I have a Helia node which is adding content with heliadag.add(object). It is connected to Kubo node in an asymmetric way (Kubo is in Helia peers but Helia is not in Kubo peers).
I have a Kubo node who I am requesting this object to, with kubo.dag.get(cid).then(console.log) using the js-kubo-rpc-client. This function does not return, I can wait for a while, like 20 seconds, nothing happens.
But as soon as I go the the webui of my Kubo node, enter the same cid in the search bar, and click the “inspect” button:
my function logs the object.
So I am wondering: which API call does this inspect button trigger that is not triggered by the kubo.dag.get() call? Why is Kubo retrieving the content when I ask it through the UI but not from the API directly?
This doesn’t really make sense. Connections are bi-directional.

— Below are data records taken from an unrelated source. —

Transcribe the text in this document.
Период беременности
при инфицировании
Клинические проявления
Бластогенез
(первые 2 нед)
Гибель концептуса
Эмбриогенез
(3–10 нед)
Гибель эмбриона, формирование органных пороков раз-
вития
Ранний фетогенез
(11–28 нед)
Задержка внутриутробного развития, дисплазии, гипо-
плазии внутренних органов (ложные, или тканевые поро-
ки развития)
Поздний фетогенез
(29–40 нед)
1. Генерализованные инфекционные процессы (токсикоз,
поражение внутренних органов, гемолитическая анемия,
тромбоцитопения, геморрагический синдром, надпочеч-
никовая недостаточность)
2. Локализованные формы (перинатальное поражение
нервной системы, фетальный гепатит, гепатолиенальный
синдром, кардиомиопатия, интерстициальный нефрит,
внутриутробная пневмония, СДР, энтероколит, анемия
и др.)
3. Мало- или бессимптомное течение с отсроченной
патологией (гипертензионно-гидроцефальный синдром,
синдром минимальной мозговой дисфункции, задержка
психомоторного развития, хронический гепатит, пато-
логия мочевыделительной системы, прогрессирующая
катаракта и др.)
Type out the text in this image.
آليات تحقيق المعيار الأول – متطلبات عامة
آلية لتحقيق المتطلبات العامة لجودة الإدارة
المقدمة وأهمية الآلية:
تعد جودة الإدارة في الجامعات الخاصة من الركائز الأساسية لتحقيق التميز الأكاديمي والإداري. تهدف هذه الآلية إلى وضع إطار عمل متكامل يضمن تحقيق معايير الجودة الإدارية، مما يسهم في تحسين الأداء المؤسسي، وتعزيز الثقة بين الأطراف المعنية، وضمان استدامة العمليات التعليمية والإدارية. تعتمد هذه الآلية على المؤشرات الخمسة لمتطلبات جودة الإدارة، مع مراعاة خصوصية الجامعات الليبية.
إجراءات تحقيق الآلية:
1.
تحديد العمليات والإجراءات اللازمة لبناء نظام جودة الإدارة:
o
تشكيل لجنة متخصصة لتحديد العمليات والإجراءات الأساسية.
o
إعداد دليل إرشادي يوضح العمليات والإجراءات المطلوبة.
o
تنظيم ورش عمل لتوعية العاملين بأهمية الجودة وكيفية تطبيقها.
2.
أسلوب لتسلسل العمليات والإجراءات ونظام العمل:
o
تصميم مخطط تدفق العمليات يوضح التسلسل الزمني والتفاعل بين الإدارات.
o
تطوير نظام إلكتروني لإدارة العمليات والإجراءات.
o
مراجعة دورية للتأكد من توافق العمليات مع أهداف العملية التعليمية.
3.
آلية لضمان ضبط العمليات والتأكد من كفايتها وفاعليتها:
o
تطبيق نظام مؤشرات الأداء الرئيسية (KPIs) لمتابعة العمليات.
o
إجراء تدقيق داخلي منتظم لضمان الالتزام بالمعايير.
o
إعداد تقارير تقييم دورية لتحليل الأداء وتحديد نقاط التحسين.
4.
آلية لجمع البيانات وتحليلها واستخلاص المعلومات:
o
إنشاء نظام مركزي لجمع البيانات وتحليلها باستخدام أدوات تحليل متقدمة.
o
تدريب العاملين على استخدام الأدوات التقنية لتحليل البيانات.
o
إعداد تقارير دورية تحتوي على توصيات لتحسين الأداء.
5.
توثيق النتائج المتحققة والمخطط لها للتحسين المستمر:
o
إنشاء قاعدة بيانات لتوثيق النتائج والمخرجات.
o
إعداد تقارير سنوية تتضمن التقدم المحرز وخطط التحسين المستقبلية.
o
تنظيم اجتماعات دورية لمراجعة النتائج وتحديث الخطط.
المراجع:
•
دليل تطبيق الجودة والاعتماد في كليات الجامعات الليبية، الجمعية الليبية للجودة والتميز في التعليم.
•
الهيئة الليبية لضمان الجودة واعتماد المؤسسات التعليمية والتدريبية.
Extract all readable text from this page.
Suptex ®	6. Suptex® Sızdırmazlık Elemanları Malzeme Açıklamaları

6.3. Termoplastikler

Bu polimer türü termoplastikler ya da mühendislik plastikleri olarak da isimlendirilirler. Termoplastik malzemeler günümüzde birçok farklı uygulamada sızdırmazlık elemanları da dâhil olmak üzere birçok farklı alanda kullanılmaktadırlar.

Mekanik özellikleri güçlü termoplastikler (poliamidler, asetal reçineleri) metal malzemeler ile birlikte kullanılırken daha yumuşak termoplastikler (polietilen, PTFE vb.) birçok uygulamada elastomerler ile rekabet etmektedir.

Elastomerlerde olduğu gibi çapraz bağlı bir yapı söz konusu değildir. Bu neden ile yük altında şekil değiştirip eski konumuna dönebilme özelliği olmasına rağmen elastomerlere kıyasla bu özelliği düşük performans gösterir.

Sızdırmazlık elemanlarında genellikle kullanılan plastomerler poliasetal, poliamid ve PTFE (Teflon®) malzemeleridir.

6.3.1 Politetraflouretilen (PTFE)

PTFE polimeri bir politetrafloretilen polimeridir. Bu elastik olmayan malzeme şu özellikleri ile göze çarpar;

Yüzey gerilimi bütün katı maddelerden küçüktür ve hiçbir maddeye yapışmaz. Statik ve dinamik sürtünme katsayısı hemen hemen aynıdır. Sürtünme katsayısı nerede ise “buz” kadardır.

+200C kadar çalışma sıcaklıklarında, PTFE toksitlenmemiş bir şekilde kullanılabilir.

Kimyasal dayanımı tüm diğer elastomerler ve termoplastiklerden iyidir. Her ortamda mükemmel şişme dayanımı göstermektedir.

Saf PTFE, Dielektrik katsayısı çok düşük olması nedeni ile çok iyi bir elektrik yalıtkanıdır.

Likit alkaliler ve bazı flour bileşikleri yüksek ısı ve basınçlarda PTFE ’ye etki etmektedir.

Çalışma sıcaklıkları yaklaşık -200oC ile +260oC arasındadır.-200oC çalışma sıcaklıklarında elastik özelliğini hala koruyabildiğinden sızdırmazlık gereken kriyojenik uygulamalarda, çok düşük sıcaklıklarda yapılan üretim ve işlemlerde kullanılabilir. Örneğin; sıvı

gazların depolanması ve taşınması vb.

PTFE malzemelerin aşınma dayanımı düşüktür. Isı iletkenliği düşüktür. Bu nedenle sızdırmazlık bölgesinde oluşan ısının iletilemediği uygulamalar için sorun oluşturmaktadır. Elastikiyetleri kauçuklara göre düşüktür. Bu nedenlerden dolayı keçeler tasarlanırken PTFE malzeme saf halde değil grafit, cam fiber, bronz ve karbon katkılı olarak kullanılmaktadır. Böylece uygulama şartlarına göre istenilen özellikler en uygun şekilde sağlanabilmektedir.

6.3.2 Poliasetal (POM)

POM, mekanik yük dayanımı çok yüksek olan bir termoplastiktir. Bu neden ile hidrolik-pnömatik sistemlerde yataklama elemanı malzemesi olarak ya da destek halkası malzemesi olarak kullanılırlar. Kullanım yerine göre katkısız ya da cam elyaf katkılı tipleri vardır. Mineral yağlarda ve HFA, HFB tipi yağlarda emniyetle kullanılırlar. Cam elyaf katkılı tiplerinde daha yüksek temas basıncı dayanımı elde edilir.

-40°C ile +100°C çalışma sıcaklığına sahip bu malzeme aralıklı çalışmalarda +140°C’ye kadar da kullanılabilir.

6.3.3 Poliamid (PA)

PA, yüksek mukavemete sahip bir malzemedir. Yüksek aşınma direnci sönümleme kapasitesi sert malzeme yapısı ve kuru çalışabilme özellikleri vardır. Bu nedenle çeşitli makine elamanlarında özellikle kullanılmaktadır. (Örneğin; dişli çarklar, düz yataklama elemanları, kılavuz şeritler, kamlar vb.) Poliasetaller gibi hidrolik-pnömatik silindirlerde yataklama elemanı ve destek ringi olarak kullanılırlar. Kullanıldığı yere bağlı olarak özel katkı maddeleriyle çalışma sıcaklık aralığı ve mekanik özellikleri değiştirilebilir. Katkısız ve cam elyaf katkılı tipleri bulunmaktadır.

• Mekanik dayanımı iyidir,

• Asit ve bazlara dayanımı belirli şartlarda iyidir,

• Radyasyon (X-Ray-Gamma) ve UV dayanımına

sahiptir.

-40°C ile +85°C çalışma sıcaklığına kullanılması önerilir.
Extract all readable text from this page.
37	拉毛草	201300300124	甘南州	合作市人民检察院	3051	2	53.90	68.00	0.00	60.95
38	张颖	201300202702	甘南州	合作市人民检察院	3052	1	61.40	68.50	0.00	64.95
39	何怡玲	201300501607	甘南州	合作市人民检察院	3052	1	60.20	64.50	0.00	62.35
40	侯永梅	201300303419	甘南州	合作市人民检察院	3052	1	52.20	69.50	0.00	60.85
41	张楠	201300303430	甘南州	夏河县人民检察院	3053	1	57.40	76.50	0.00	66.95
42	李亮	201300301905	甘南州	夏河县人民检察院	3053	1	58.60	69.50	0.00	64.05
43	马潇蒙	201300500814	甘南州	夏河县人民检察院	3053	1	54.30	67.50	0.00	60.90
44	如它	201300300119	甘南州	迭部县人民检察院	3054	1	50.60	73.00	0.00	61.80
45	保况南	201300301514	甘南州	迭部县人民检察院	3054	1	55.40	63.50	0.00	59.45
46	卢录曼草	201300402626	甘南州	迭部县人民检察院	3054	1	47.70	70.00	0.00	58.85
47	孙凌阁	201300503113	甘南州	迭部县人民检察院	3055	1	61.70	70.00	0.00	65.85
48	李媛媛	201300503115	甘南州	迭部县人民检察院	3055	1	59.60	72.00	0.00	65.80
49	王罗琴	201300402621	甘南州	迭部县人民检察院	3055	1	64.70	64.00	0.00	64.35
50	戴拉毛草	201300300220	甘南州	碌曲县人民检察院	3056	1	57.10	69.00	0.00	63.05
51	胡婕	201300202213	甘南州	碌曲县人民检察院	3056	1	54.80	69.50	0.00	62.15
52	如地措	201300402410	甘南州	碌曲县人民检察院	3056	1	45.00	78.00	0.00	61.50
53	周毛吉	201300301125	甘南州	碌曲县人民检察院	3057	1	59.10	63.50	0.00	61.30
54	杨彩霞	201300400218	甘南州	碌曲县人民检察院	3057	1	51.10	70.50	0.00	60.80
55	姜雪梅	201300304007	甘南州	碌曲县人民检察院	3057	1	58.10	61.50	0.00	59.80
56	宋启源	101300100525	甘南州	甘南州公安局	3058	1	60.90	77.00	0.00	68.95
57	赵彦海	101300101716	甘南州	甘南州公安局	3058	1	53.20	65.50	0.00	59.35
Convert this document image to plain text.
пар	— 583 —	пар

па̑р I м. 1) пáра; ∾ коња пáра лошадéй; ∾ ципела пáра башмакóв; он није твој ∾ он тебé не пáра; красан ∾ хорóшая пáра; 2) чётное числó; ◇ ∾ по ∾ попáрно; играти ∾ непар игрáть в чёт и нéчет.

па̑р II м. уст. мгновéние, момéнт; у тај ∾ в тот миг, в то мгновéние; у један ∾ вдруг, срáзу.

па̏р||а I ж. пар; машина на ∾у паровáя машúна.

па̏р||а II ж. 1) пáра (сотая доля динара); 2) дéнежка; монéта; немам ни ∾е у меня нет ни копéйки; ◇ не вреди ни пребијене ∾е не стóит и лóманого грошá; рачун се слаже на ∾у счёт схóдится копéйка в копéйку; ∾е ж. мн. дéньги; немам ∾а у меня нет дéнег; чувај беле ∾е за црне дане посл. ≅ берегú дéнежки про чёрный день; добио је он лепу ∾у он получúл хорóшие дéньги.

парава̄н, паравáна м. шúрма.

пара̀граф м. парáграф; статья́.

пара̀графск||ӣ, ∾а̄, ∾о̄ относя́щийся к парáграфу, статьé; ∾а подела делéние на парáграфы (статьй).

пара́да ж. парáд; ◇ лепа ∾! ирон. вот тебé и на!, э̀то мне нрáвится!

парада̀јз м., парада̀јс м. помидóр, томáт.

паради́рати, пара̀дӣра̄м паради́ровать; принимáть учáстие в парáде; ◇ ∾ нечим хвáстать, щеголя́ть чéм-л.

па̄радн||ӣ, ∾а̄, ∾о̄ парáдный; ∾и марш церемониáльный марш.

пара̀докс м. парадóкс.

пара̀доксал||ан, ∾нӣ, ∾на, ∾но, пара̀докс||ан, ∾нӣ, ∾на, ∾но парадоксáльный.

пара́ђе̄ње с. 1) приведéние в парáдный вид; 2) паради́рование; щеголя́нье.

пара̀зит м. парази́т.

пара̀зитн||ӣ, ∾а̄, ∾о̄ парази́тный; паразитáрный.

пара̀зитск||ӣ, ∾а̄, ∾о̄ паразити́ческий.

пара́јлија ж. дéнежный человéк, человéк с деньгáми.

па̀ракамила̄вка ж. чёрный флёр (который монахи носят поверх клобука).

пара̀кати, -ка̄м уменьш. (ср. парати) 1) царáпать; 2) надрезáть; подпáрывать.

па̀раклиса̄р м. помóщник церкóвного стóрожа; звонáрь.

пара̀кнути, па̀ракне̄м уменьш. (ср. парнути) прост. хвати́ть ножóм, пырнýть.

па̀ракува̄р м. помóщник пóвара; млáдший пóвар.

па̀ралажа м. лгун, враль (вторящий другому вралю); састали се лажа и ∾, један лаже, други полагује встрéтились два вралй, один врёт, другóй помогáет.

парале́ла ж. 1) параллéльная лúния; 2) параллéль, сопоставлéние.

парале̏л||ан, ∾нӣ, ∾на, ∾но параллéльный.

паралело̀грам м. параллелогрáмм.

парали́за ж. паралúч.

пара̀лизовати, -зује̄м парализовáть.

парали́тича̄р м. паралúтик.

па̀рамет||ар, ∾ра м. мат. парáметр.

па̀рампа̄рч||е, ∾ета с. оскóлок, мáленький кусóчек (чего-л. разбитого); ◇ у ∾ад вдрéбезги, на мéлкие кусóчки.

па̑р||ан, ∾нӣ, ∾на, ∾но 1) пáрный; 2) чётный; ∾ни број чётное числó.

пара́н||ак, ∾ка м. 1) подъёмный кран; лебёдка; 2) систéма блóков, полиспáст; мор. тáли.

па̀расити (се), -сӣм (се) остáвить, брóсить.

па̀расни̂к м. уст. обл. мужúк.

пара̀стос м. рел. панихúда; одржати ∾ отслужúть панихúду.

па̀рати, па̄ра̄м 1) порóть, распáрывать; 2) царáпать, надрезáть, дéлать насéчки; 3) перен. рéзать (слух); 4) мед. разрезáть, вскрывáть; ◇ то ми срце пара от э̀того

If the Helia node is in Node.js they should be able to establish a connection of TCP overwhich Bitswap should be able to exchange blocks.
Strange. Do you have Bitswap enabled on the Helia node? Is the Helia node running in Node.js?
The IPFS Web UI uses the local gateway exposed by Kubo to retrieve blocks.
If it’s loading the block successfully via the UI but not with js-kubo-rpc-client it means that Kubo is likely able to fetch the block (from the Helia node), so it sounds like a problem with the RPC API or the way the RPC client is instantiated.
I think the same, that’s why I omitted to specify that the Helia node was running on browser and connected with websocket or webtransports depending on what’s available (can’t wait for webrtc in go ^^).
Ok, so you mean that the explorer is not based on the kubo rpc API only but embeds a full IPFS Helia node? That means if I open a large file in the explorer, it will be present twice: first in my local Kubo node and second in the Helia node of the explorer. I did not expected that.